Much of the hard work of trust-building has taken place through CTA’s Algorithm and Intelligence (A&I) Committee. This venue provides an opportunity for threat intelligence researchers to meet and talk on a regular basis. We began small, asking members to brief recently published research on new threats or on trends they see from their unique perspectives. Naturally, researchers did what researchers do: they asked questions of each other, challenging some assumptions and providing their various views of the problems. We also began to share information on new and emergent threats, often sharing details in real-time via collaboration channels.
These briefings, in addition to involvement in CTA-sponsored events, provided an opportunity for individual researchers from CTA’s 25-plus members companies to grow into a true community. The VPNFilter incident in May 2018 was the first sign of this trust manifesting into concrete action. Cisco’s Talos Intelligence Group chose to provide their research to members early to enable the broadest possible protections and disrupt the malicious actor’s infrastructure more holistically. Members saw the value of this collaborative approach to cybersecurity defense and began sharing more research with each other early. Since VPNFilter, CTA members have now shared over 230 reports through early sharing. You you can read more about CTA’s early sharing program in this recent blog post.

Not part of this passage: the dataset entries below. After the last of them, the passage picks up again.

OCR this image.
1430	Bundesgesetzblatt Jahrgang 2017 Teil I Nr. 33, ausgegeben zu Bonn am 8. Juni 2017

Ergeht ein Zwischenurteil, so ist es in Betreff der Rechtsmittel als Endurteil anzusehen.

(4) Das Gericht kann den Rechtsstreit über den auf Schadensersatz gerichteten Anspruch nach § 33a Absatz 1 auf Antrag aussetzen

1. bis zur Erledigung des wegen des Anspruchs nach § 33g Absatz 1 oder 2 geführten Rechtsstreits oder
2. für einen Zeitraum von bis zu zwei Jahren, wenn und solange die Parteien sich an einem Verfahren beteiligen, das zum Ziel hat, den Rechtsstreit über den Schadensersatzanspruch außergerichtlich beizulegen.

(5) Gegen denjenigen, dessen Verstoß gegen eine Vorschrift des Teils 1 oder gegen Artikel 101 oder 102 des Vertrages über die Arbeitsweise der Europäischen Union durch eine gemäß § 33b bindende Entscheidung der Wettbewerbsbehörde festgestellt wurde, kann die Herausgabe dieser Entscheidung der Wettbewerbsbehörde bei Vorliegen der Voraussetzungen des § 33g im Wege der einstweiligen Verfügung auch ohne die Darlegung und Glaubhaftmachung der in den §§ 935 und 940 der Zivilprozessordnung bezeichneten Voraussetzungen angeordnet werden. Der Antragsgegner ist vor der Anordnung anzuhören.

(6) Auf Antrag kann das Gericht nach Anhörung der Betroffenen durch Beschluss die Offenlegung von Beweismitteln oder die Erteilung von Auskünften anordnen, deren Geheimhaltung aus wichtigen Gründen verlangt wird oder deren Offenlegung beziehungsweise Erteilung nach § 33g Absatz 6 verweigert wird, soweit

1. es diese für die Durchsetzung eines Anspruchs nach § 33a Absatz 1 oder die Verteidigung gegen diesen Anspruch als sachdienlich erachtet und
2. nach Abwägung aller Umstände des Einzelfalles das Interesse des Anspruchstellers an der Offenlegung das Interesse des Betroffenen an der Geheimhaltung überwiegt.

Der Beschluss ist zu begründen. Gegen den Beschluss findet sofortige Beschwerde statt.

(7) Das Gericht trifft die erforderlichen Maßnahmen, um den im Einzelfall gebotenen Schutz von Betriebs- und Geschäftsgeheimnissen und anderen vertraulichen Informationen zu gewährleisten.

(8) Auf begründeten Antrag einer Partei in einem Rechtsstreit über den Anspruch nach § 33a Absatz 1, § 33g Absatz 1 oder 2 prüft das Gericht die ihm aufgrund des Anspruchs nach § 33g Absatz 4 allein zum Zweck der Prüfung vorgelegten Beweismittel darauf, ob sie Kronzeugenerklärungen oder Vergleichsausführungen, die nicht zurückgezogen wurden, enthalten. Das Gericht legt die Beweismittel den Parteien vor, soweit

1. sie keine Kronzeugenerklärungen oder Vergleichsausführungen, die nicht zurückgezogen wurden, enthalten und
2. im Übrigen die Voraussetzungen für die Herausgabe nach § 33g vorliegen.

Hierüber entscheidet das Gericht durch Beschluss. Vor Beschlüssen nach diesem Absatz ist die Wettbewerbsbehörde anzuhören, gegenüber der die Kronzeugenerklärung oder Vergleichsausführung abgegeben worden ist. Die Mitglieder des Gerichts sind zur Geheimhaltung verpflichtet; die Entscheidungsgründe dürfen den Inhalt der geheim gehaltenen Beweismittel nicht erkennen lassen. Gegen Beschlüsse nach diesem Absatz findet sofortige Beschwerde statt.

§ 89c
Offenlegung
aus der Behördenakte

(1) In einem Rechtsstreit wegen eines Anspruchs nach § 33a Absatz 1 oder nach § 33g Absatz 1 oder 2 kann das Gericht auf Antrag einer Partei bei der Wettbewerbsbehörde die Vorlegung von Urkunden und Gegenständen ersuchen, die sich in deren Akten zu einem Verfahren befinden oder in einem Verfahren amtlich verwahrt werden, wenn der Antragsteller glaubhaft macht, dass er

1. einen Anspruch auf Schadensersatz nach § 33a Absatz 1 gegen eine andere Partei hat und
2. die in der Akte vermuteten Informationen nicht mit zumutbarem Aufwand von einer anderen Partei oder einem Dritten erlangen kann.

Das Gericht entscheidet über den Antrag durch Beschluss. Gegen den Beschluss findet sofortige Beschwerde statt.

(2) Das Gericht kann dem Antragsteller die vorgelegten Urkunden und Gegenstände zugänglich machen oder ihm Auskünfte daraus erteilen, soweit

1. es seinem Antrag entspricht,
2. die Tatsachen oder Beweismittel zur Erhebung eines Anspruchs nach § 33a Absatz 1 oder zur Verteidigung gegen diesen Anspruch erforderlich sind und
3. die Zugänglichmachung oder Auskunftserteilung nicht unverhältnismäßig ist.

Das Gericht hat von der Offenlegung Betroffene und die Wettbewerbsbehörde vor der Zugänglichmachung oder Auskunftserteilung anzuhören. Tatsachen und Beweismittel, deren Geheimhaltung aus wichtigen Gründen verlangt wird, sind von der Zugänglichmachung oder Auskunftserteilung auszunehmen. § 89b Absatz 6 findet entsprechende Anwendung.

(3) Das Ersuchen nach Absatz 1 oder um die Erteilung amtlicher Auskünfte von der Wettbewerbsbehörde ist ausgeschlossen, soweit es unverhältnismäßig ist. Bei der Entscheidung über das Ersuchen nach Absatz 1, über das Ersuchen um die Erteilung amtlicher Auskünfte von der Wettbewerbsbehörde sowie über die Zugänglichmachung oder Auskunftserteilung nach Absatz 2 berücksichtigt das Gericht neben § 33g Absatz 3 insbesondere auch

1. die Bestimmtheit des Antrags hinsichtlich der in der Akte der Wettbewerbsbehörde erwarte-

Together Towards a Common Goal

Human-speed sharing like this is just one of the many ways in which CTA helps to create an environment of trust in which member companies’ researchers and executives feel comfortable collaborating around a common goal of stronger cybersecurity for all. Coming together for industry events, active member participation in the development of CTA through our committees, and engagement through CTA on event- and threat-oriented research all play a role in creating the conditions for trust-building amongst the individuals that participate in our work.
All of CTA’s activities are rooted in our common mission and our trust in one another to share quality information, enabling better protection for our members’ customers. As CTA grows and matures, we will continue to foster collaboration between members to more expeditiously and effectively disrupt malicious actors and to elevate the overall security of our digital ecosystem.